Kitchener-Waterloo

Waterloo region hate crimes likely higher than reported, anti-racism advocate says

Sarah Shafiq of Waterloo region's Hate Crime Initiative says the number of cases are on the rise and the rate is higher than reported by Statistics Canada this week. Many hate interactions aren't reported to police for a number of reasons, she says.

Cases range from verbal abuse to assault says Sarah Shafiq of region's Hate Crime Initiative

The SUV parked out front of a house in Calgary was covered in green spray paint. Hate crime is on the rise across Canada, new statistics show. Sarah Shafiq of the Hate Crime Initiative in Waterloo Region and the Coalition of Muslim Women said the numbers here are higher than reported because many victims never go to police. (Calgary Police Service)

The cities of Kitchener, Waterloo and Cambridge ranked third in the country for its high rate of reported hate crimes, but one local anti-racism advocate says the numbers are likely much higher.

Sarah Shafiq is a member of the Hate Crime Initiative in Waterloo Region and the Coalition of Muslim Women. She said over the past three years, these groups have heard more and more cases of Muslims being targeted in Waterloo region.

"We will probably see an increase in 2016 and this is before [the election of U.S. President Donald] Trump," Shafiq said in an interview.

And, she said, the Statistics Canada numbers only take into account reported crimes. Many more incidents are never brought to police attention.

"These are just reported hate crimes. We feel the actual hate crimes are at a much higher rate and then the hate incidents, that are not categorized as hate crimes, are prevalent as well."

Local cities ranked third

The data released Tuesday by Statistics Canada found hate crimes rose 5 per cent in Canada in 2015. In total, there were 1,362 criminal incidents motivated by hate in Canada, 67 more than in 2014.

In particular, attacks against Muslims, Arabs or West Asians were up.

The report ranked 34 census metropolitan areas. Thunder Bay ranked number one with a rate 22.3 reported hate crimes per 100,000 people.

Hamilton came in second with 9.9 per 100,000, although that excluded the area of Hamilton covered by Halton Regional Police.

Kitchener-Waterloo-Cambridge had a rate of 9.4 per 100,000.

Guelph and Barrie ranked the lowest with 0 cases per 100,000.

High number means people reporting: police

The high number is cause for concern, agrees Staff Sgt. Donna Mancuso of Waterloo Regional Police, but she said it's also a sign people are reporting these crimes to police. In other areas where the numbers are lower, it may be that people just aren't reporting hate crimes.

"A big part of our strategy is that we have dedicated resources specifically geared toward hate crime and I think that as well is something that leads to the higher reporting," Mancuso said.

To help encourage more people to report these kinds of hate crimes or hate interactions, she said they are often invited to speak with community groups, or if they aren't asked, police will ask if they can speak with them.

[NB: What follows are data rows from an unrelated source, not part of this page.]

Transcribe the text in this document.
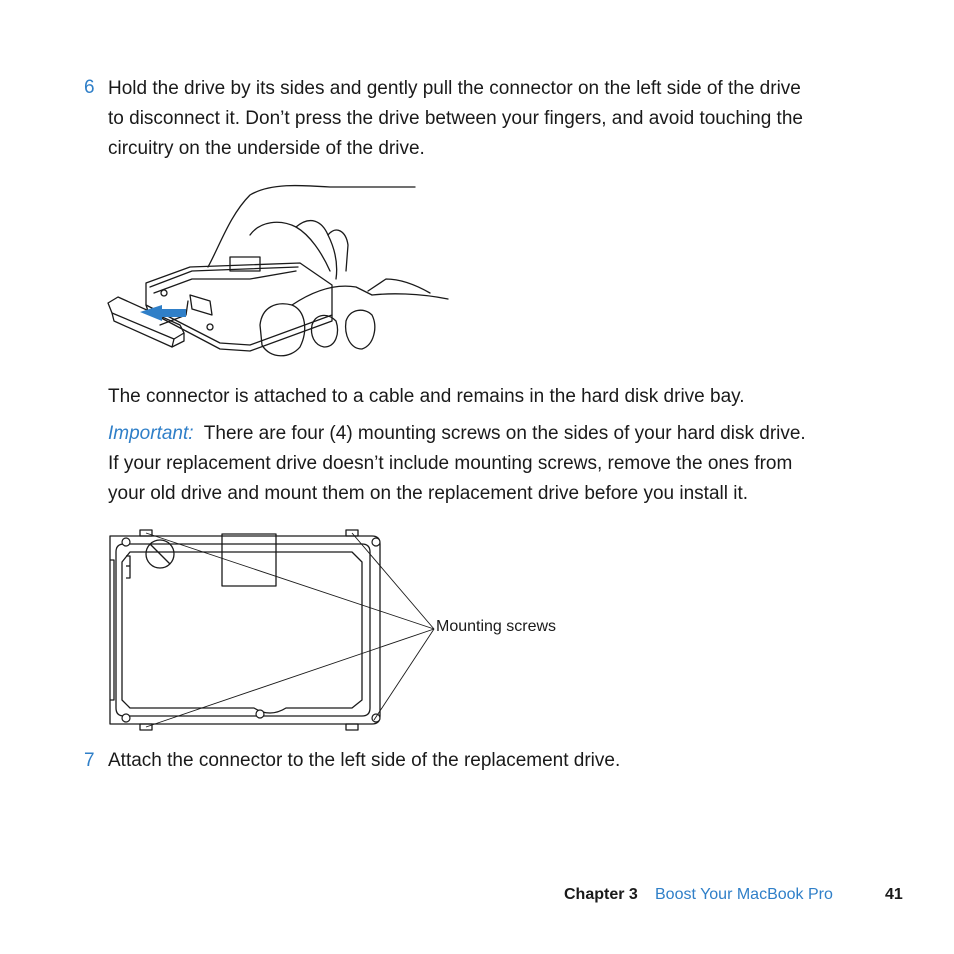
6 Hold the drive by its sides and gently pull the connector on the left side of the drive
to disconnect it. Don’t press the drive between your fingers, and avoid touching the
circuitry on the underside of the drive.

The connector is attached to a cable and remains in the hard disk drive bay.

Important: There are four (4) mounting screws on the sides of your hard disk drive.
If your replacement drive doesn’t include mounting screws, remove the ones from
your old drive and mount them on the replacement drive before you install it.

Mounting screws
7 Attach the connector to the left side of the replacement drive.
Chapter 3 Boost Your MacBook Pro	41
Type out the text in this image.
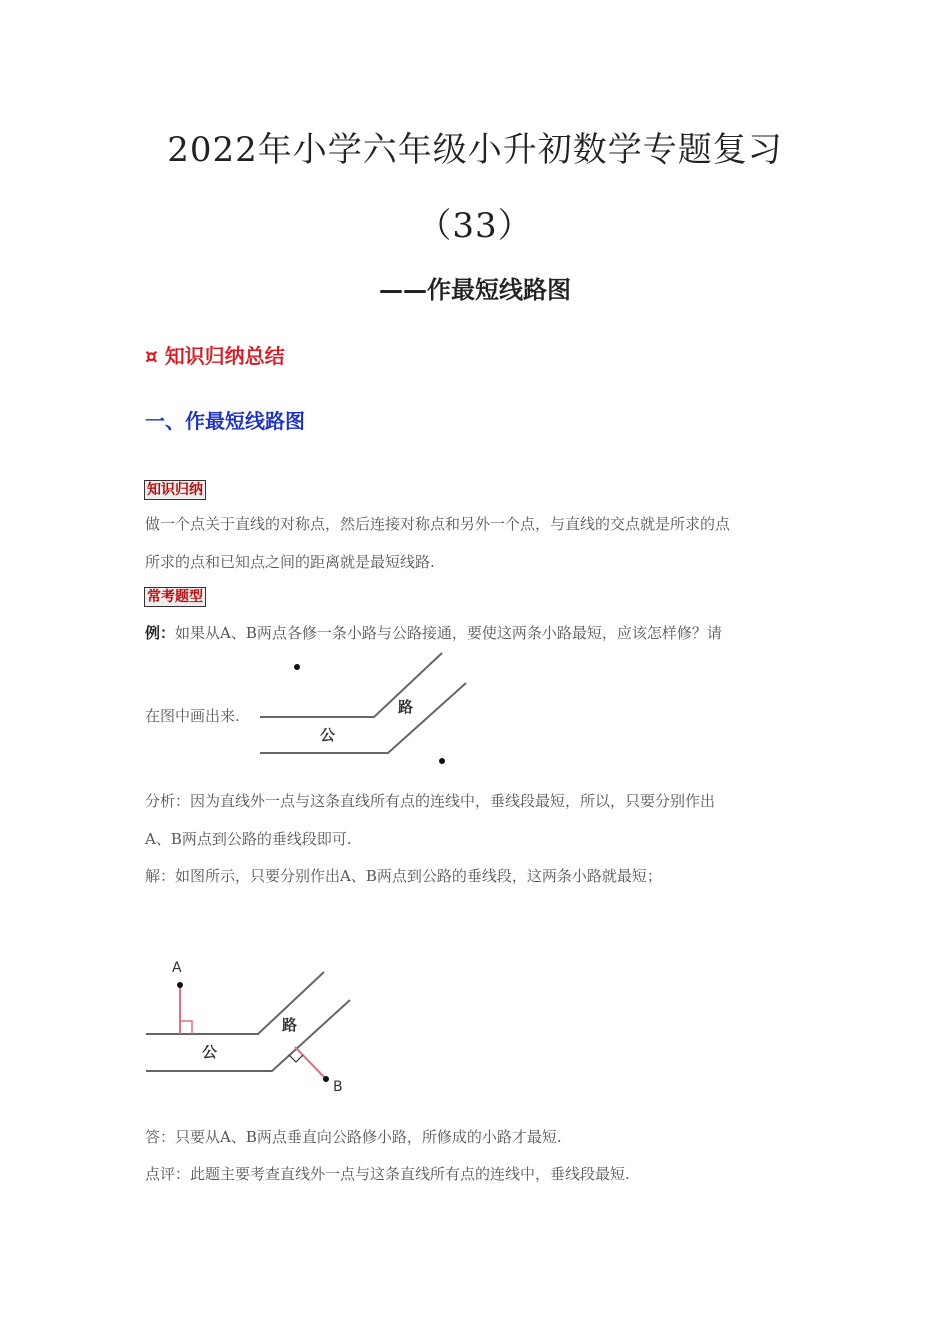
2022年小学六年级小升初数学专题复习
（33）
——作最短线路图
¤ 知识归纳总结
一、作最短线路图
知识归纳
做一个点关于直线的对称点，然后连接对称点和另外一个点，与直线的交点就是所求的点
所求的点和已知点之间的距离就是最短线路.
常考题型
例：如果从A、B两点各修一条小路与公路接通，要使这两条小路最短，应该怎样修？请
在图中画出来.	路
公
分析：因为直线外一点与这条直线所有点的连线中，垂线段最短，所以，只要分别作出
A、B两点到公路的垂线段即可.
解：如图所示，只要分别作出A、B两点到公路的垂线段，这两条小路就最短；
A
B
路
公
答：只要从A、B两点垂直向公路修小路，所修成的小路才最短.
点评：此题主要考查直线外一点与这条直线所有点的连线中，垂线段最短.
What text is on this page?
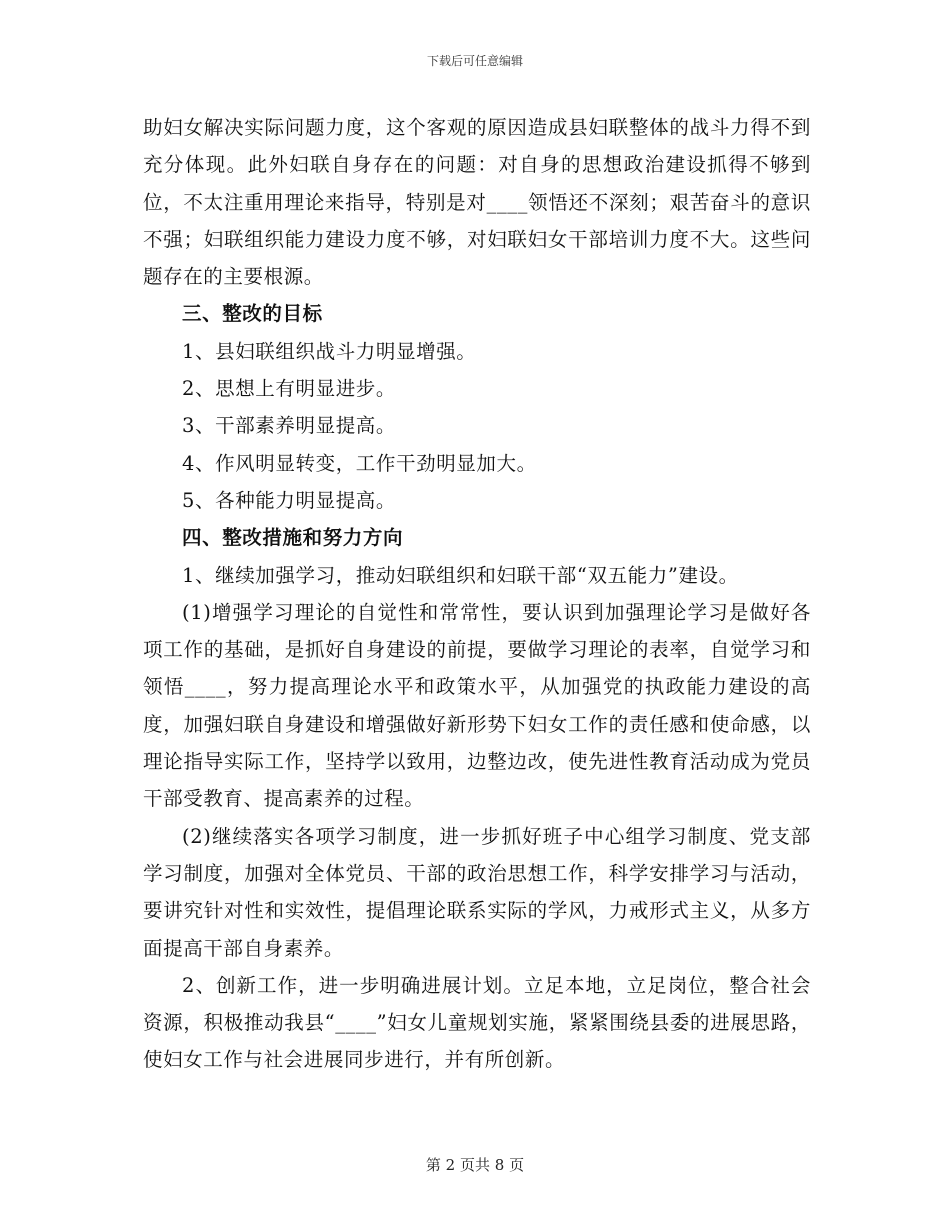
下载后可任意编辑

助妇女解决实际问题力度，这个客观的原因造成县妇联整体的战斗力得不到充分体现。此外妇联自身存在的问题：对自身的思想政治建设抓得不够到位，不太注重用理论来指导，特别是对____领悟还不深刻；艰苦奋斗的意识不强；妇联组织能力建设力度不够，对妇联妇女干部培训力度不大。这些问题存在的主要根源。

三、整改的目标

1、县妇联组织战斗力明显增强。

2、思想上有明显进步。

3、干部素养明显提高。

4、作风明显转变，工作干劲明显加大。

5、各种能力明显提高。

四、整改措施和努力方向

1、继续加强学习，推动妇联组织和妇联干部“双五能力”建设。

(1)增强学习理论的自觉性和常常性，要认识到加强理论学习是做好各项工作的基础，是抓好自身建设的前提，要做学习理论的表率，自觉学习和领悟____，努力提高理论水平和政策水平，从加强党的执政能力建设的高度，加强妇联自身建设和增强做好新形势下妇女工作的责任感和使命感，以理论指导实际工作，坚持学以致用，边整边改，使先进性教育活动成为党员干部受教育、提高素养的过程。

(2)继续落实各项学习制度，进一步抓好班子中心组学习制度、党支部学习制度，加强对全体党员、干部的政治思想工作，科学安排学习与活动，要讲究针对性和实效性，提倡理论联系实际的学风，力戒形式主义，从多方面提高干部自身素养。

2、创新工作，进一步明确进展计划。立足本地，立足岗位，整合社会资源，积极推动我县“____”妇女儿童规划实施，紧紧围绕县委的进展思路，使妇女工作与社会进展同步进行，并有所创新。

第 2 页共 8 页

"We believe that this is historically -— and I think it continues to be — a crime that is under reported and that's why we do the initiatives that we do, is to try and encourage people to report," Mancuso said. 

On March 21, police ran an initative in high schools where officers spoke to them about racism and the importance of reporting hate crimes. 

Cases range from verbal abuse to assault

The cases Shafiq has heard about range from verbal abuse to assault.

In one recent case, she said, a mother was putting her child in the car when she was berated by another woman for about 10 minutes. At one point, the aggressor "tried to snatch the child" from the mother said Shafiq.

This was not reported to police.

"There is a big gap in reporting such assault cases," Shafiq said.

"This is just a snippet of what the reality is for the Muslim community or those who are perceived to be Muslims, for example, Sikhs as well."

As for why these cases aren't reported, that can vary, she said. In some cases, new Canadians come from a place where interaction with police is different than here.

Shafiq said the word Islamophobia is often one people shy away from using, but it needs to start being used regularly to call out the problem here in Waterloo region.

"If you don't name the problem, then that means you're not acknowledging it exists," she said.